Fifty four percent of Americans believe homosexual relationships are morally acceptable, while 42pc disagree.

The survey also found that 89pc of people believe that married people having an affair is not morally acceptable.

Sixty four percent of people said they believed pornography was not morally acceptable, while 31pc said that it was.  

The vast majority of people, 86pc, said that polygamy, where more than two people are involved in a marriage, was not morally acceptable; 11pc said that it was.

On bioethical issues, 51pc said that abortion is not morally acceptable, with 38pc disagreeing, while 86pc said it was not morally permissable to clone human beings.  

Fifty eight percent of people said that using human embryos for medical research was morally acceptable; 33pc disagreed.  

The poll also showed that 89pc of people agreed that birth control was morally acceptable, but the question did not distinguish between natural birth control, which the Catholic Church favours, and artificial contraception.  
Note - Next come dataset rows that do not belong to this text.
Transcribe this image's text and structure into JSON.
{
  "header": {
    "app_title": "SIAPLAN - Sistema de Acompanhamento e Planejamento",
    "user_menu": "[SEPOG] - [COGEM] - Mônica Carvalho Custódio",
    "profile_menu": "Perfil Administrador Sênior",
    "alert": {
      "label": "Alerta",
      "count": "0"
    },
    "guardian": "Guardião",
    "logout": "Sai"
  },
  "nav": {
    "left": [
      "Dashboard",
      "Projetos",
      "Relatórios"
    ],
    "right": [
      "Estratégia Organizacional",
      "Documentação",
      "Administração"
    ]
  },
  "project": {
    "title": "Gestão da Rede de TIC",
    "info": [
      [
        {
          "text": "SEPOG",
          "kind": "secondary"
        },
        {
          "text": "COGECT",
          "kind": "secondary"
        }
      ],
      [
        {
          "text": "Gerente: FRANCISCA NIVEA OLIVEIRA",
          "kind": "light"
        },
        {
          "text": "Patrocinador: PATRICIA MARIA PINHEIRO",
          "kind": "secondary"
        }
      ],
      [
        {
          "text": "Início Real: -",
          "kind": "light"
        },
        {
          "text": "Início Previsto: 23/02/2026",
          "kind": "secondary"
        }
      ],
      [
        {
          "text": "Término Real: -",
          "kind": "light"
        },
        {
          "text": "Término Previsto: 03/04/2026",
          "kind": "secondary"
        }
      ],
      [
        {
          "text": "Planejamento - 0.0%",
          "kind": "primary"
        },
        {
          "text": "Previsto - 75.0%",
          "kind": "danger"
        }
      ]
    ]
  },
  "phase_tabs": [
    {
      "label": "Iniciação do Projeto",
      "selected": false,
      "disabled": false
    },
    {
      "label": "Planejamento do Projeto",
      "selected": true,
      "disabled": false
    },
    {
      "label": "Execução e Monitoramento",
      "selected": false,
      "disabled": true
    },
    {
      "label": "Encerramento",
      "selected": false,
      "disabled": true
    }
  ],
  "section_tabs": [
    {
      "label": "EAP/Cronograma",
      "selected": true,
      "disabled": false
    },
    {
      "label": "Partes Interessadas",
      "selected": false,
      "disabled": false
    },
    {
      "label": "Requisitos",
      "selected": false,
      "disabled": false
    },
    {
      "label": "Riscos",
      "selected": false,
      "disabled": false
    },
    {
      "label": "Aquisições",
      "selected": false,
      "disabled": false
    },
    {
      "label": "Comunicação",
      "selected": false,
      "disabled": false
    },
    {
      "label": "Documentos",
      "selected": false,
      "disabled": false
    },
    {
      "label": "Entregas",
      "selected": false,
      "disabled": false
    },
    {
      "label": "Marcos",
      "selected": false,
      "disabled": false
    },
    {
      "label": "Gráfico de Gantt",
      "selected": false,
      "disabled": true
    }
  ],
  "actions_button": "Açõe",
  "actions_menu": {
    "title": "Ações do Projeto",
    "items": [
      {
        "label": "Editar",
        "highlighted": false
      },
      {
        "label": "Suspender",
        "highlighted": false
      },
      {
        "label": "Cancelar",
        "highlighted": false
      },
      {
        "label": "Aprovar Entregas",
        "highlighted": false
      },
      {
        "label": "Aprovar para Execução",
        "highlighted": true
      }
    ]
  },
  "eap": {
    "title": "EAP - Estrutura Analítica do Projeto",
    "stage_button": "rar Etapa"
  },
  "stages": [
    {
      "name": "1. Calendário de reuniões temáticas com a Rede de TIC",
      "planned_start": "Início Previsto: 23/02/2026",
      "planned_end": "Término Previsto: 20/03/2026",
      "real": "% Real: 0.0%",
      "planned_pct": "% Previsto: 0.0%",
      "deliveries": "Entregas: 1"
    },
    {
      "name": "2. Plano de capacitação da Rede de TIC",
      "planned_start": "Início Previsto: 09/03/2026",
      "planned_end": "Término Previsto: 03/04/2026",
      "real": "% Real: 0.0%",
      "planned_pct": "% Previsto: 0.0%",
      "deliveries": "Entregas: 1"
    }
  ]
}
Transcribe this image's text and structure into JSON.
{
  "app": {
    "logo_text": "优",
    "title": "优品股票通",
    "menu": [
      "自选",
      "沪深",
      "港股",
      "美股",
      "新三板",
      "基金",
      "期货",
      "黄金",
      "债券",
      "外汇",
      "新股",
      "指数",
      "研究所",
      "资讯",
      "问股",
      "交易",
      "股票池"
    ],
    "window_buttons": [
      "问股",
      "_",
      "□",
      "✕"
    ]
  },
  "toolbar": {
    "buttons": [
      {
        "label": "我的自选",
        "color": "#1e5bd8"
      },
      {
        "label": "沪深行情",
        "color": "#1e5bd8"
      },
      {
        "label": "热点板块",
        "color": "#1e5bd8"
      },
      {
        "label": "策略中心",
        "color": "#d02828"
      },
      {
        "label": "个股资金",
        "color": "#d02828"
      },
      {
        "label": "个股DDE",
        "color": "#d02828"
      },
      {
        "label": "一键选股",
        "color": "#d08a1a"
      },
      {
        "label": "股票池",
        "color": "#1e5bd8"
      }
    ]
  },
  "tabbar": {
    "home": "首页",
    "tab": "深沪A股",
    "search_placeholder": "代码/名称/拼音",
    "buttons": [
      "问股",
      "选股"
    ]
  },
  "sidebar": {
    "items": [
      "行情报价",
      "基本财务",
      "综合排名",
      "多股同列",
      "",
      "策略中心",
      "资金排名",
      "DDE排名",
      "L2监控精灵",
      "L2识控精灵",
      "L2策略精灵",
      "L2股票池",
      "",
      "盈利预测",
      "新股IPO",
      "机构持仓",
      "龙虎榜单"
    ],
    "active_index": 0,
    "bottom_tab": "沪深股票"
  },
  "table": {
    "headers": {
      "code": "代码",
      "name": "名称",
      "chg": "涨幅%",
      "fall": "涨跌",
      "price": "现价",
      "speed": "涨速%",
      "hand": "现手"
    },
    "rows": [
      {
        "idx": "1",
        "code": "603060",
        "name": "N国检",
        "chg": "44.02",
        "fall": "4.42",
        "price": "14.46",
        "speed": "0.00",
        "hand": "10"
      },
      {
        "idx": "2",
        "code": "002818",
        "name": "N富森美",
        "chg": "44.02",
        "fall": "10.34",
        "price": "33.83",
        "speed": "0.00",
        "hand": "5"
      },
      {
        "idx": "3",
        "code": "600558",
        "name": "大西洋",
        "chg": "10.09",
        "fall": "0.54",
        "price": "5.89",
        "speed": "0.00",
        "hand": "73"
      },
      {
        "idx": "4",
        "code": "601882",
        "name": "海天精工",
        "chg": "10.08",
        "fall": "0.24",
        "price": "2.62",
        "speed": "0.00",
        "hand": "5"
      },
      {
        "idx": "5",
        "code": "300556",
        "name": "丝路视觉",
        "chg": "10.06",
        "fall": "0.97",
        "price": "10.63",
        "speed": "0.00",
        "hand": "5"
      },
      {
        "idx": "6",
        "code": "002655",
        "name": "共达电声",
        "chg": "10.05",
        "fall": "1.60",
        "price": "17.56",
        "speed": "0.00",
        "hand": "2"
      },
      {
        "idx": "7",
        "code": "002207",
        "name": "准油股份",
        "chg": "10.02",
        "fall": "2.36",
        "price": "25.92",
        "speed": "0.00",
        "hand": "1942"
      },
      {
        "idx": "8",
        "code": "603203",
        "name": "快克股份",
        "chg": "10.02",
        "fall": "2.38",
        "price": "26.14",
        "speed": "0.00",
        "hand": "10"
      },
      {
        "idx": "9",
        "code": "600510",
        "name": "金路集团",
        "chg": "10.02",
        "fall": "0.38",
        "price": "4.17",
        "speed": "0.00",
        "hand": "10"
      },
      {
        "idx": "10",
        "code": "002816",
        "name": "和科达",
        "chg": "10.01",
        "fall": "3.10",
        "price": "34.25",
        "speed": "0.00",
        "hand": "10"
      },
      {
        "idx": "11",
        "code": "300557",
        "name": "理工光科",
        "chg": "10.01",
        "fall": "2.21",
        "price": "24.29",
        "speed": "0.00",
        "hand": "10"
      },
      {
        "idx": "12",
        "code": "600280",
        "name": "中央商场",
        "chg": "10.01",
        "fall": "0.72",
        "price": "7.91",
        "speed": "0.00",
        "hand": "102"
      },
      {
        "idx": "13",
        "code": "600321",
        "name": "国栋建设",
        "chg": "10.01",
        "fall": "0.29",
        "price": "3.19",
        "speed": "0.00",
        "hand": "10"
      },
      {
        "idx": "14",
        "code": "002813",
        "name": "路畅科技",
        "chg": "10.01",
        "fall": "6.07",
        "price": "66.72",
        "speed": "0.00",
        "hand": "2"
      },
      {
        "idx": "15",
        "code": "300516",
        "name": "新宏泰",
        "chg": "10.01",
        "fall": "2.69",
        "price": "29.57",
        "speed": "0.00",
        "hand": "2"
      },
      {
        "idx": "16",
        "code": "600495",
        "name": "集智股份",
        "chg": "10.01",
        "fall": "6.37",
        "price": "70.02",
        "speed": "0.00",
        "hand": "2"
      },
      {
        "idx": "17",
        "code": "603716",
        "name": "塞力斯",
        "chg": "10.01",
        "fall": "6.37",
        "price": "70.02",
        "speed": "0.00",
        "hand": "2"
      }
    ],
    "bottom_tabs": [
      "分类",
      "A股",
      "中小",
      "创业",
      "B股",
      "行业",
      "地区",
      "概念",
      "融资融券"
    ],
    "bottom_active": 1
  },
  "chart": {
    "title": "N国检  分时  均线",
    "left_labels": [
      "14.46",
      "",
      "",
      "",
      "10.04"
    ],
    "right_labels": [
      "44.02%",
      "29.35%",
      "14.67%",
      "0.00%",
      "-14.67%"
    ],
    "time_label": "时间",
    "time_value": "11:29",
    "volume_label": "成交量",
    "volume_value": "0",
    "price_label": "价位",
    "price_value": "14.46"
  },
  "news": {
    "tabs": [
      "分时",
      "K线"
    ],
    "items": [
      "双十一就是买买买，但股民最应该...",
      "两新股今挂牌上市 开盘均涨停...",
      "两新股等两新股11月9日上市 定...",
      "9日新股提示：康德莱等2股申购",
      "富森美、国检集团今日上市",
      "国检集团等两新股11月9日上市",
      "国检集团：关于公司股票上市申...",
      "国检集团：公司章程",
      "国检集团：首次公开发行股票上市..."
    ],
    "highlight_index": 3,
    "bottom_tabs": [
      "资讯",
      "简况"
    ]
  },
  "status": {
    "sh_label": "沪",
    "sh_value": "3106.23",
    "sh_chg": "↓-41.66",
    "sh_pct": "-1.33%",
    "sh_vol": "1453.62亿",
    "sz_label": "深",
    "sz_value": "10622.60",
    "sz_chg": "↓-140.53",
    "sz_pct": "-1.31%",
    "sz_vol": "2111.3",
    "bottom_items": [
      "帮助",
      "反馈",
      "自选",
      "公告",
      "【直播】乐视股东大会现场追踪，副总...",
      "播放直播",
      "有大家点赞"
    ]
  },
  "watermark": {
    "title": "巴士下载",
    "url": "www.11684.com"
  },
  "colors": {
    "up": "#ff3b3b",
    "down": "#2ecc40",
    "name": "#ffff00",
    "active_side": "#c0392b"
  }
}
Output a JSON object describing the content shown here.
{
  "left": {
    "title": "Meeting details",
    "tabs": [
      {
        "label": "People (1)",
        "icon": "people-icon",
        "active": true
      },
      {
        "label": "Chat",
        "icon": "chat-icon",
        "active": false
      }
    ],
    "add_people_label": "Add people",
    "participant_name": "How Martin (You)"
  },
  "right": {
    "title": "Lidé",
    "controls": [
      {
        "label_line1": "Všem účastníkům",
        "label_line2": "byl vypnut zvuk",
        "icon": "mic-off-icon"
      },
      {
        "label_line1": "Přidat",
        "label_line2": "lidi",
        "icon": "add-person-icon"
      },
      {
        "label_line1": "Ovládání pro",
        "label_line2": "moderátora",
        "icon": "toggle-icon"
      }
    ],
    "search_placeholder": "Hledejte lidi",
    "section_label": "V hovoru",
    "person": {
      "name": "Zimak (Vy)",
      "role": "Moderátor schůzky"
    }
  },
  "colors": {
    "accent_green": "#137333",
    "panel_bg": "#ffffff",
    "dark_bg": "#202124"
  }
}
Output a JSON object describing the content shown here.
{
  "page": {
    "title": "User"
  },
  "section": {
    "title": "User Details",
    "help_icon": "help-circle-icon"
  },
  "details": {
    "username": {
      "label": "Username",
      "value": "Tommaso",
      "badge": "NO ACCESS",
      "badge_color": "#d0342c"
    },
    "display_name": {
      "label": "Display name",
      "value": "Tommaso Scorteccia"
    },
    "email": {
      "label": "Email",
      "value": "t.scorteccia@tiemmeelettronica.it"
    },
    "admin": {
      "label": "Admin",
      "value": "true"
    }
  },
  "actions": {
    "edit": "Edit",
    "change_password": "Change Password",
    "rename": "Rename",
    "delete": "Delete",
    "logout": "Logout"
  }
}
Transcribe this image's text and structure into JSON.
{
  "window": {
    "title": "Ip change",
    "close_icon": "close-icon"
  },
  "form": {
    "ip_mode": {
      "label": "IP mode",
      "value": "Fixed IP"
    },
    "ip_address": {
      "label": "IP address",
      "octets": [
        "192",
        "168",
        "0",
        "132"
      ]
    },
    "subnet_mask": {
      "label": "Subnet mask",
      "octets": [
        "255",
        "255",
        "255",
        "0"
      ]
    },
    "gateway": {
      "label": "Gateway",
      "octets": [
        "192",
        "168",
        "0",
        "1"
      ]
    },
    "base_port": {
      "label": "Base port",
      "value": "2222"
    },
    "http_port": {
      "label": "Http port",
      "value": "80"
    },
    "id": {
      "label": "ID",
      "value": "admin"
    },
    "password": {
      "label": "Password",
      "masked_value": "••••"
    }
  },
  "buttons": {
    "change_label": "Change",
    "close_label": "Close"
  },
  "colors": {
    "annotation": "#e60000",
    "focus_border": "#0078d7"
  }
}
Eighty two percent of Catholics said that birth control was morally acceptable, compared to 15pc who said it wasn’t. Ninety percent of non-Catholics agreed that birth control was morally acceptable, with six percent disagreeing.

Overall, the survey found that there had not been much movement in American attitudes on these issues, apart from attitudes to the death penalty. The survey found that 58pc of people thought that the death penalty was morally acceptable, down from 65pc in 2011 and the lowest level of support since Gallup started asking the question in that format.